Nvidia Results Beat Estimates; Shares Soar 4 Percent
Shares of Nvidia, the PC chip graphics pioneer, jumped four percent after the chip designer's third-quarter earnings blew past Wall Street estimates.
Nvidia shares jumped to $15.11 in after-hours trading after closing at $14.47.
The company reported third-quarter net income more than doubled to $178.3 million, or 29 cents a share as revenue rose five percent to $1.06 billion, also ahead of estimates.
Analysts expected Nvidia to report third quarter net around 26 cents a share on revenue around $1.06 billion. A year ago, Nvidia reported a net income of $84.9 million, or 15 cents, on revenue of $843.9 million.
Nvidia CEO Jen-Hsun Huang said the Santa Clara, Calif.-based semiconductor designer expects fourth-quarter revenue to be relatively flat, although it could rise as much as two percent. In the year-ago quarter, revenue was $884.6 million.
Huang is expected to discuss results later on Thursday with investors.
The after-market push means Nvidia shares have gained nearly 18 percent since August, although they are off six percent this year.
Founded in 1993 by alumni of semiconductor powerhouses Advanced Micro Devices and LSI, Nvidia engineers designed the graphics processing unit (GPU) now the keystone of computer graphics, and got them designed into most desktops and laptops.
While 60 percent of revenue still comes from the PC market, where growth is easing, Nvidia is going upstream, with its new chips designed into smartphones, workstations and supercomputers.

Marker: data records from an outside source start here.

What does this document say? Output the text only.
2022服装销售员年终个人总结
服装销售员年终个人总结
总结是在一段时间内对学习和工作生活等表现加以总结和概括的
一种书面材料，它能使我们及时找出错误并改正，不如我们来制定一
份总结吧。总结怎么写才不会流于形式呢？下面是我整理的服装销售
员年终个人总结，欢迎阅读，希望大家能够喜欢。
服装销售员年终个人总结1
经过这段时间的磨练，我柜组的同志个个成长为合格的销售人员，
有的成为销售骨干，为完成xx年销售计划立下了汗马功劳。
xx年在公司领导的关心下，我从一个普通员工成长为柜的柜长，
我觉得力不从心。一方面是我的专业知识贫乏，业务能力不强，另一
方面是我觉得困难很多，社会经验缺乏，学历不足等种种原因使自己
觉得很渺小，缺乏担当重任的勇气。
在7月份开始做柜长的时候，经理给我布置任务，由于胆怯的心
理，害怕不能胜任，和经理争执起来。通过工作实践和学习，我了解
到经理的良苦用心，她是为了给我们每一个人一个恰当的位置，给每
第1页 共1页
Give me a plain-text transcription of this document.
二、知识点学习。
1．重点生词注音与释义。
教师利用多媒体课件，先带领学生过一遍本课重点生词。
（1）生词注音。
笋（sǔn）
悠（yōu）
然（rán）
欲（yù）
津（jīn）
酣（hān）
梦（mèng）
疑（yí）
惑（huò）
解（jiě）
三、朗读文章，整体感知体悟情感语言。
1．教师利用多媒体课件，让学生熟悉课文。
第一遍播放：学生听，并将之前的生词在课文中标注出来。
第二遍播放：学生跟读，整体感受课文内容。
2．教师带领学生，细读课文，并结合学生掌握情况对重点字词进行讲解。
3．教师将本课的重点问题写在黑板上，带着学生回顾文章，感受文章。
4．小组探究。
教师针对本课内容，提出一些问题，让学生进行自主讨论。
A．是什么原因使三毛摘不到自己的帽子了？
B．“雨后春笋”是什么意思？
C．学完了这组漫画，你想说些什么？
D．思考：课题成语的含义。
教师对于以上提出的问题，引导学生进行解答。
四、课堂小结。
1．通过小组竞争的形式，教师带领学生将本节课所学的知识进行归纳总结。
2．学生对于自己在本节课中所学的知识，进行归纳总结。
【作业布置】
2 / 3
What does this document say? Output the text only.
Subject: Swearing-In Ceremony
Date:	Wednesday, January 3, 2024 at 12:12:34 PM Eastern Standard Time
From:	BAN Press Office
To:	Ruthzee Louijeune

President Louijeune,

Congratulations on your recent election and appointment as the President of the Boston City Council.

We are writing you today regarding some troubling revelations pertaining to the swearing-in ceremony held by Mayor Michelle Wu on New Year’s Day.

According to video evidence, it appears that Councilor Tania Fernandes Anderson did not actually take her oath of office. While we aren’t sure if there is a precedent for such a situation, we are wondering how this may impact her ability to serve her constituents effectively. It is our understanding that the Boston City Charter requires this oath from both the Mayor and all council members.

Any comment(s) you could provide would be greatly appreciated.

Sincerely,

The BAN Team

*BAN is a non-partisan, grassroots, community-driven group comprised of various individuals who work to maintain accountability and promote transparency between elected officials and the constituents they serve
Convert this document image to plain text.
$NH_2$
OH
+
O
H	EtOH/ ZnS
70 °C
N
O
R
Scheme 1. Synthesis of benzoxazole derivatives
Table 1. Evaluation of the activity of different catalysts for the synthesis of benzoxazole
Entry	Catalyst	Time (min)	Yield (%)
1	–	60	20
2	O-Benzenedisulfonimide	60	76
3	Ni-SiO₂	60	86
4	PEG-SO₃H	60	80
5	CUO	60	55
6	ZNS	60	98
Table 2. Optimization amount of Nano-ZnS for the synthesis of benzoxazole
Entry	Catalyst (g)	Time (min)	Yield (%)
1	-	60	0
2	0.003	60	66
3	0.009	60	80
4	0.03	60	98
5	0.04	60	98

Huang may provide more details on the impact of the European financial crisis on sales, the impact of Thailand's floods, which have devastated many parts of the electronics sector and prospects for new, higher-end products.
Look for multiple headwinds, said Wedbush Securities analysts Betsy Van Hees, who expects Nvidia's results to match consensus expectations.
Under Huang, 48, Nvidia has moved up the technology chain both with new designs as well as acquisitions. To better compete against Texas Instruments and Qualcomm, the company acquired Britain's Icera for $367 million this year to position itself for the burgeoning smartphone sector.
The purchase provided Nvidia with baseband support needed to run graphics on smartphones. Its Tegra 2 family already is designed into tablets like Motorola Mobility's Xoom and Samsung Electronics's Galaxy Tab.
Last month, Nvidia said it would ship 18,000 Tesla GPUs to the U.S. government's Oak Ridge National Laboratories to enable its Titan supercomputer to perform faster graphics modeling. Because the GPUs handle many applications in parallel, they speed up servers based on older forms of central processing units.
Nvidia chips are now being designed into three of the top five of the top supercomputer platforms, said Steve Scott, chief technology officer. The executive formerly worked for Cray, one of the pioneers in the sector.
CEO Huang had previously estimated Nvidia's third-quarter revenue would range between $ 1.06 and $1.07 billion.
Meanwhile, Nvidia reported its cash pile had increased yet again to $2.7 billion. The money can be used for acquisitions, new products as well as reserving space on the chip foundry lines that assemble all of its products.
The company's market capitalization is $8.74 billion; enterprise value is $6.2 billion.